A glance at a mirror suddenly revealed the animal I missed for so long:  How can interspecies, nomadic inquiry open our eyes for who we are? Av Biljana C. Fredriksen

Biljana C. Fredriksen
A glance at a mirror suddenly revealed the animal I missed for so long:  How can interspecies, nomadic inquiry open our eyes for who we are?
Keynotes: Interspecies pedagogy, Experiential learning, Ecological sustainability, More-than-human, Evolutionary aesthetics
The paper presents an interdisciplinary study inspired by post-anthropocentric turn, and challenges established understandings of what it means to be human. It is grounded in the idea that ecological sustainability of our planet depends on human’s ability to decrease the power over other species.
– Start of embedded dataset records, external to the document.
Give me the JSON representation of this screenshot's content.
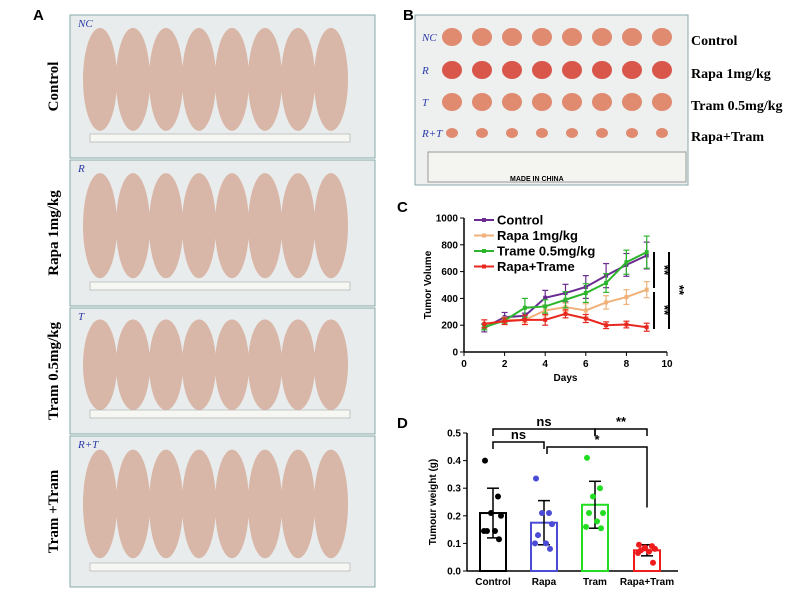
{
  "panels": {
    "a": "A",
    "b": "B",
    "c": "C",
    "d": "D"
  },
  "panel_a": {
    "labels": [
      "Control",
      "Rapa 1mg/kg",
      "Tram 0.5mg/kg",
      "Tram +Tram"
    ],
    "photo_marks": [
      "NC",
      "R",
      "T",
      "R+T"
    ]
  },
  "panel_b": {
    "labels": [
      "Control",
      "Rapa 1mg/kg",
      "Tram 0.5mg/kg",
      "Rapa+Tram"
    ],
    "photo_marks": [
      "NC",
      "R",
      "T",
      "R+T"
    ],
    "ruler_text": "MADE IN CHINA"
  },
  "chart_data": [
    {
      "type": "line",
      "xlabel": "Days",
      "ylabel": "Tumor Volume",
      "xlim": [
        0,
        10
      ],
      "ylim": [
        0,
        1000
      ],
      "xticks": [
        "0",
        "2",
        "4",
        "6",
        "8",
        "10"
      ],
      "yticks": [
        "0",
        "200",
        "400",
        "600",
        "800",
        "1000"
      ],
      "legend": "top-left",
      "x": [
        1,
        2,
        3,
        4,
        5,
        6,
        7,
        8,
        9
      ],
      "series": [
        {
          "name": "Control",
          "color": "#6a2c91",
          "values": [
            180,
            260,
            270,
            405,
            440,
            485,
            570,
            650,
            720
          ],
          "error": [
            30,
            35,
            20,
            55,
            65,
            85,
            90,
            85,
            100
          ]
        },
        {
          "name": "Rapa 1mg/kg",
          "color": "#f0b27a",
          "values": [
            185,
            240,
            240,
            310,
            335,
            310,
            370,
            410,
            465
          ],
          "error": [
            20,
            20,
            20,
            40,
            30,
            50,
            50,
            55,
            60
          ]
        },
        {
          "name": "Trame 0.5mg/kg",
          "color": "#2db52d",
          "values": [
            185,
            235,
            330,
            340,
            390,
            440,
            515,
            670,
            745
          ],
          "error": [
            20,
            20,
            70,
            50,
            60,
            70,
            70,
            90,
            120
          ]
        },
        {
          "name": "Rapa+Trame",
          "color": "#e8271e",
          "values": [
            210,
            230,
            240,
            240,
            285,
            250,
            200,
            205,
            185
          ],
          "error": [
            30,
            25,
            35,
            40,
            30,
            30,
            25,
            25,
            30
          ]
        }
      ],
      "annotations": [
        "**",
        "**"
      ]
    },
    {
      "type": "bar",
      "ylabel": "Tumour weight (g)",
      "ylim": [
        0,
        0.5
      ],
      "yticks": [
        "0.0",
        "0.1",
        "0.2",
        "0.3",
        "0.4",
        "0.5"
      ],
      "categories": [
        "Control",
        "Rapa",
        "Tram",
        "Rapa+Tram"
      ],
      "colors": [
        "#000000",
        "#4b4bd6",
        "#22dd22",
        "#ee1c1c"
      ],
      "values": [
        0.21,
        0.175,
        0.24,
        0.075
      ],
      "error": [
        0.09,
        0.08,
        0.085,
        0.02
      ],
      "points": [
        [
          0.4,
          0.27,
          0.21,
          0.2,
          0.145,
          0.145,
          0.145,
          0.115
        ],
        [
          0.335,
          0.21,
          0.21,
          0.17,
          0.13,
          0.1,
          0.1,
          0.08
        ],
        [
          0.41,
          0.3,
          0.27,
          0.21,
          0.21,
          0.18,
          0.16,
          0.155
        ],
        [
          0.095,
          0.09,
          0.085,
          0.08,
          0.075,
          0.07,
          0.065,
          0.03
        ]
      ],
      "significance": [
        {
          "from": 0,
          "to": 2,
          "label": "ns"
        },
        {
          "from": 0,
          "to": 1,
          "label": "ns"
        },
        {
          "from": 1,
          "to": 3,
          "label": "*"
        },
        {
          "from": 2,
          "to": 3,
          "label": "**"
        }
      ]
    }
  ]
}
New insights about complex entanglements of nature and culture emerged from intersections between my research on young children’s (age 2-5) experiential learning, and engagement with my emotionally disturbed horse. The two contexts facilitated conditions for my own experiential learning, where the processes of teaching, learning and (re-)searching for meaning mutually influenced one another. Respectful long-term relationship between the horse and myself uncovered biological capacities necessary for both her and my own survival. The specific form of interdisciplinary, nomadic inquiry, where didactics of Art & Craft education and evolutionary aesthetics met studies of animal behavior – where pedagogical skills met care, respect and empathy – provided a space where lost puzzle pieces could be re-united in a broader picture. The new picture being outlined was not, however, a pleasant site. The paper rises philosophical questions about number of dualisms that have evolved over time from human misuse of power over other species and natural environments.
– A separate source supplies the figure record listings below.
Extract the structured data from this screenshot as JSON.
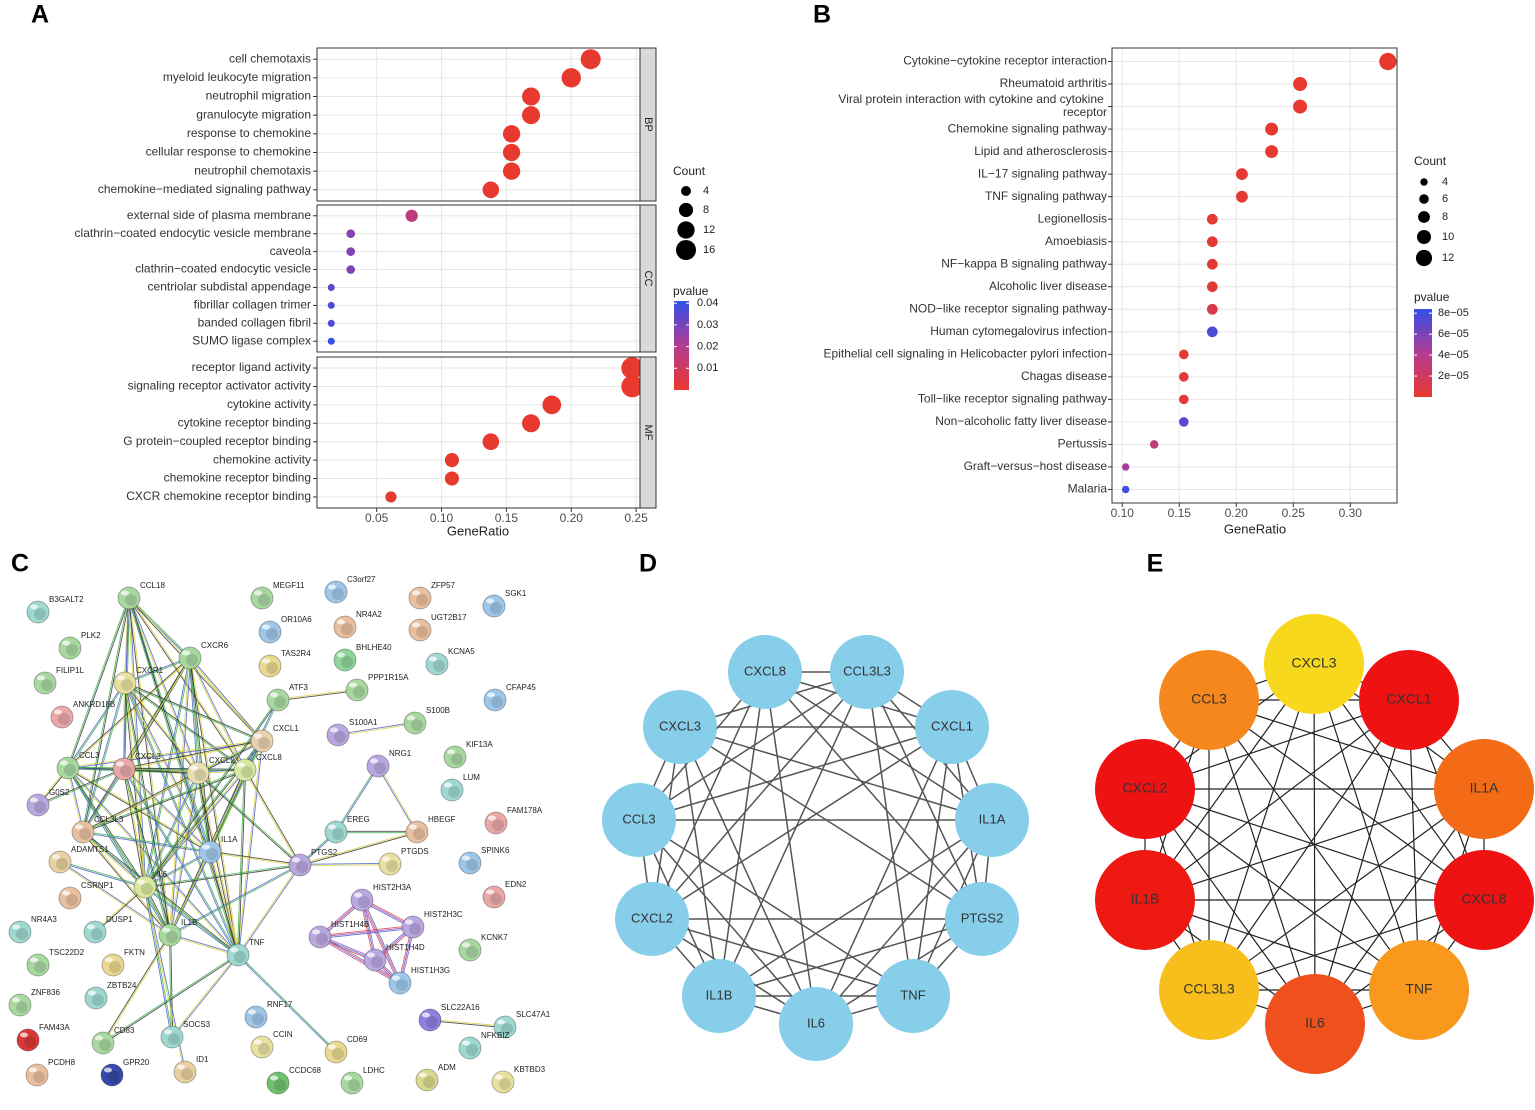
{
  "chart_data": [
    {
      "panel": "A",
      "type": "dot",
      "x_label": "GeneRatio",
      "xlim": [
        0.004,
        0.253
      ],
      "xticks": [
        0.05,
        {
          "value": 0.1,
          "label": "0.10"
        },
        0.15,
        {
          "value": 0.2,
          "label": "0.20"
        },
        0.25
      ],
      "grid": true,
      "facets": [
        {
          "name": "BP",
          "categories": [
            "cell chemotaxis",
            "myeloid leukocyte migration",
            "neutrophil migration",
            "granulocyte migration",
            "response to chemokine",
            "cellular response to chemokine",
            "neutrophil chemotaxis",
            "chemokine−mediated signaling pathway"
          ],
          "values": [
            0.215,
            0.2,
            0.169,
            0.169,
            0.154,
            0.154,
            0.154,
            0.138
          ],
          "sizes": [
            16,
            15,
            13,
            13,
            12,
            12,
            12,
            11
          ],
          "pvalues": [
            1e-09,
            1e-09,
            2e-07,
            2e-07,
            5e-07,
            5e-07,
            5e-07,
            2e-06
          ]
        },
        {
          "name": "CC",
          "categories": [
            "external side of plasma membrane",
            "clathrin−coated endocytic vesicle membrane",
            "caveola",
            "clathrin−coated endocytic vesicle",
            "centriolar subdistal appendage",
            "fibrillar collagen trimer",
            "banded collagen fibril",
            "SUMO ligase complex"
          ],
          "values": [
            0.077,
            0.03,
            0.03,
            0.03,
            0.015,
            0.015,
            0.015,
            0.015
          ],
          "sizes": [
            6,
            3,
            3,
            3,
            2,
            2,
            2,
            2
          ],
          "pvalues": [
            0.016,
            0.027,
            0.028,
            0.029,
            0.034,
            0.036,
            0.037,
            0.041
          ]
        },
        {
          "name": "MF",
          "categories": [
            "receptor ligand activity",
            "signaling receptor activator activity",
            "cytokine activity",
            "cytokine receptor binding",
            "G protein−coupled receptor binding",
            "chemokine activity",
            "chemokine receptor binding",
            "CXCR chemokine receptor binding"
          ],
          "values": [
            0.247,
            0.247,
            0.185,
            0.169,
            0.138,
            0.108,
            0.108,
            0.061
          ],
          "sizes": [
            19,
            19,
            14,
            13,
            11,
            8,
            8,
            5
          ],
          "pvalues": [
            1e-08,
            1e-08,
            2e-08,
            5e-08,
            1e-06,
            2e-05,
            2e-05,
            0.0012
          ]
        }
      ],
      "size_legend": {
        "title": "Count",
        "values": [
          4,
          8,
          12,
          16
        ]
      },
      "color_legend": {
        "title": "pvalue",
        "lim": [
          0,
          0.041
        ],
        "ticks": [
          0.01,
          0.02,
          0.03,
          0.04
        ],
        "colors": [
          "#e8392e",
          "#b23b93",
          "#3250e8"
        ]
      }
    },
    {
      "panel": "B",
      "type": "dot",
      "x_label": "GeneRatio",
      "xlim": [
        0.091,
        0.341
      ],
      "xticks": [
        {
          "value": 0.1,
          "label": "0.10"
        },
        0.15,
        {
          "value": 0.2,
          "label": "0.20"
        },
        0.25,
        {
          "value": 0.3,
          "label": "0.30"
        }
      ],
      "grid": true,
      "facets": [
        {
          "categories": [
            "Cytokine−cytokine receptor interaction",
            "Rheumatoid arthritis",
            "Viral protein interaction with cytokine and cytokine receptor",
            "Chemokine signaling pathway",
            "Lipid and atherosclerosis",
            "IL−17 signaling pathway",
            "TNF signaling pathway",
            "Legionellosis",
            "Amoebiasis",
            "NF−kappa B signaling pathway",
            "Alcoholic liver disease",
            "NOD−like receptor signaling pathway",
            "Human cytomegalovirus infection",
            "Epithelial cell signaling in Helicobacter pylori infection",
            "Chagas disease",
            "Toll−like receptor signaling pathway",
            "Non−alcoholic fatty liver disease",
            "Pertussis",
            "Graft−versus−host disease",
            "Malaria"
          ],
          "values": [
            0.333,
            0.256,
            0.256,
            0.231,
            0.231,
            0.205,
            0.205,
            0.179,
            0.179,
            0.179,
            0.179,
            0.179,
            0.179,
            0.154,
            0.154,
            0.154,
            0.154,
            0.128,
            0.103,
            0.103
          ],
          "sizes": [
            13,
            10,
            10,
            9,
            9,
            8,
            8,
            7,
            7,
            7,
            7,
            7,
            7,
            6,
            6,
            6,
            6,
            5,
            4,
            4
          ],
          "pvalues": [
            1e-08,
            2e-07,
            2e-07,
            1e-06,
            1e-06,
            3e-06,
            3e-06,
            2e-06,
            2e-06,
            3e-06,
            4e-06,
            1.2e-05,
            7.6e-05,
            3e-06,
            3e-06,
            4e-06,
            7.2e-05,
            3.2e-05,
            4.5e-05,
            8e-05
          ]
        }
      ],
      "size_legend": {
        "title": "Count",
        "values": [
          4,
          6,
          8,
          10,
          12
        ]
      },
      "color_legend": {
        "title": "pvalue",
        "lim": [
          0,
          8.4e-05
        ],
        "ticks": [
          {
            "value": 2e-05,
            "label": "2e−05"
          },
          {
            "value": 4e-05,
            "label": "4e−05"
          },
          {
            "value": 6e-05,
            "label": "6e−05"
          },
          {
            "value": 8e-05,
            "label": "8e−05"
          }
        ],
        "colors": [
          "#e8392e",
          "#b23b93",
          "#3250e8"
        ]
      }
    }
  ],
  "networks": [
    {
      "panel": "C",
      "nodes": [
        {
          "label": "B3GALT2",
          "color": "#9ed8d0"
        },
        {
          "label": "CCL18",
          "color": "#a8d8a0"
        },
        {
          "label": "MEGF11",
          "color": "#a8d8a0"
        },
        {
          "label": "C3orf27",
          "color": "#9ec6e8"
        },
        {
          "label": "ZFP57",
          "color": "#e8c0a0"
        },
        {
          "label": "SGK1",
          "color": "#9ec6e8"
        },
        {
          "label": "PLK2",
          "color": "#a8d8a0"
        },
        {
          "label": "OR10A6",
          "color": "#9ec6e8"
        },
        {
          "label": "NR4A2",
          "color": "#e8c0a0"
        },
        {
          "label": "UGT2B17",
          "color": "#e8c0a0"
        },
        {
          "label": "FILIP1L",
          "color": "#a8d8a0"
        },
        {
          "label": "CXCR6",
          "color": "#a8d8a0"
        },
        {
          "label": "TAS2R4",
          "color": "#e8d890"
        },
        {
          "label": "BHLHE40",
          "color": "#8fd49a"
        },
        {
          "label": "KCNA5",
          "color": "#9ed8d0"
        },
        {
          "label": "CXCR1",
          "color": "#e8e0a0"
        },
        {
          "label": "ANKRD18B",
          "color": "#e8a8a8"
        },
        {
          "label": "ATF3",
          "color": "#a8d8a0"
        },
        {
          "label": "PPP1R15A",
          "color": "#a8d8a0"
        },
        {
          "label": "CFAP45",
          "color": "#9ec6e8"
        },
        {
          "label": "S100A1",
          "color": "#b9a8e0"
        },
        {
          "label": "S100B",
          "color": "#a8d8a0"
        },
        {
          "label": "CXCL1",
          "color": "#e8d0b0"
        },
        {
          "label": "CCL3",
          "color": "#a8d8a0"
        },
        {
          "label": "CXCL3",
          "color": "#e8a8a8"
        },
        {
          "label": "CXCL2",
          "color": "#e8e0b0"
        },
        {
          "label": "CXCL8",
          "color": "#d8e8a0"
        },
        {
          "label": "NRG1",
          "color": "#b9a8e0"
        },
        {
          "label": "KIF13A",
          "color": "#a8d8a0"
        },
        {
          "label": "LUM",
          "color": "#9ed8d0"
        },
        {
          "label": "G0S2",
          "color": "#b9a8e0"
        },
        {
          "label": "FAM178A",
          "color": "#e8a8a8"
        },
        {
          "label": "CCL3L3",
          "color": "#e8c0a0"
        },
        {
          "label": "EREG",
          "color": "#9ed8d0"
        },
        {
          "label": "HBEGF",
          "color": "#e8c0a0"
        },
        {
          "label": "IL1A",
          "color": "#9ec6e8"
        },
        {
          "label": "PTGS2",
          "color": "#b9a8e0"
        },
        {
          "label": "PTGDS",
          "color": "#e8e0a0"
        },
        {
          "label": "SPINK6",
          "color": "#9ec6e8"
        },
        {
          "label": "ADAMTS1",
          "color": "#e8d0a0"
        },
        {
          "label": "CSRNP1",
          "color": "#e8c0a0"
        },
        {
          "label": "IL6",
          "color": "#d8e8a0"
        },
        {
          "label": "EDN2",
          "color": "#e8a8a8"
        },
        {
          "label": "HIST2H3A",
          "color": "#b9a8e0"
        },
        {
          "label": "HIST1H4B",
          "color": "#b9a8e0"
        },
        {
          "label": "HIST2H3C",
          "color": "#b9a8e0"
        },
        {
          "label": "NR4A3",
          "color": "#9ed8d0"
        },
        {
          "label": "DUSP1",
          "color": "#9ed8d0"
        },
        {
          "label": "IL1B",
          "color": "#a8d8a0"
        },
        {
          "label": "TNF",
          "color": "#9ed8d0"
        },
        {
          "label": "FKTN",
          "color": "#e8d890"
        },
        {
          "label": "KCNK7",
          "color": "#a8d8a0"
        },
        {
          "label": "TSC22D2",
          "color": "#a8d8a0"
        },
        {
          "label": "HIST1H4D",
          "color": "#b9a8e0"
        },
        {
          "label": "HIST1H3G",
          "color": "#9ec6e8"
        },
        {
          "label": "ZBTB24",
          "color": "#9ed8d0"
        },
        {
          "label": "ZNF836",
          "color": "#a8d8a0"
        },
        {
          "label": "RNF17",
          "color": "#9ec6e8"
        },
        {
          "label": "SLC22A16",
          "color": "#8f7fe0"
        },
        {
          "label": "SLC47A1",
          "color": "#9ed8d0"
        },
        {
          "label": "FAM43A",
          "color": "#d83838"
        },
        {
          "label": "CD83",
          "color": "#a8d8a0"
        },
        {
          "label": "SOCS3",
          "color": "#9ed8d0"
        },
        {
          "label": "CCIN",
          "color": "#e8e0a0"
        },
        {
          "label": "CD69",
          "color": "#e8d890"
        },
        {
          "label": "NFKBIZ",
          "color": "#9ed8d0"
        },
        {
          "label": "PCDH8",
          "color": "#e8c0a0"
        },
        {
          "label": "GPR20",
          "color": "#3848a8"
        },
        {
          "label": "ID1",
          "color": "#e8d0a0"
        },
        {
          "label": "CCDC68",
          "color": "#70c070"
        },
        {
          "label": "LDHC",
          "color": "#a8d8a0"
        },
        {
          "label": "ADM",
          "color": "#d8d890"
        },
        {
          "label": "KBTBD3",
          "color": "#e8e0a0"
        }
      ]
    },
    {
      "panel": "D",
      "color": "#87ceeb",
      "nodes": [
        "CXCL8",
        "CCL3L3",
        "CXCL1",
        "IL1A",
        "PTGS2",
        "TNF",
        "IL6",
        "IL1B",
        "CXCL2",
        "CCL3",
        "CXCL3"
      ]
    },
    {
      "panel": "E",
      "nodes": [
        {
          "label": "CXCL3",
          "color": "#f8d81c"
        },
        {
          "label": "CXCL1",
          "color": "#ee1212"
        },
        {
          "label": "IL1A",
          "color": "#f36b17"
        },
        {
          "label": "CXCL8",
          "color": "#ee1212"
        },
        {
          "label": "TNF",
          "color": "#f8991d"
        },
        {
          "label": "IL6",
          "color": "#f0501e"
        },
        {
          "label": "CCL3L3",
          "color": "#f8be1c"
        },
        {
          "label": "IL1B",
          "color": "#ee1a12"
        },
        {
          "label": "CXCL2",
          "color": "#ee1212"
        },
        {
          "label": "CCL3",
          "color": "#f6871d"
        }
      ]
    }
  ]
}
With examples from the case of interspecies pedagogy, the paper makes visible how learning through holistic experiences always is present in more-than-humans, but through established dualisms and power divisions in traditional schooling, gradually gets suppressed and ignored. With references to ecological philosophy of Norwegian philosopher Arne Næss and recent influence of post-humanism, the paper suggests that more-than-humans might have a chance to live in ecologically sustainable ways, only if the power of the human agency could be redistributed and shared with other species. Respectful encounters with animals can become an arena where future generations can develop true understanding and appreciation of life beyond divisions into species.
This paper can provide understanding of how qualitative, interdisciplinary approach can led to discovery of overreaching and fundamentally important issues. When we manage to look beyond traditional divisions in academic disciplines that have existed only for few decades or centuries, we might be able to notice what has been and what might be possible in the perspective of millennia.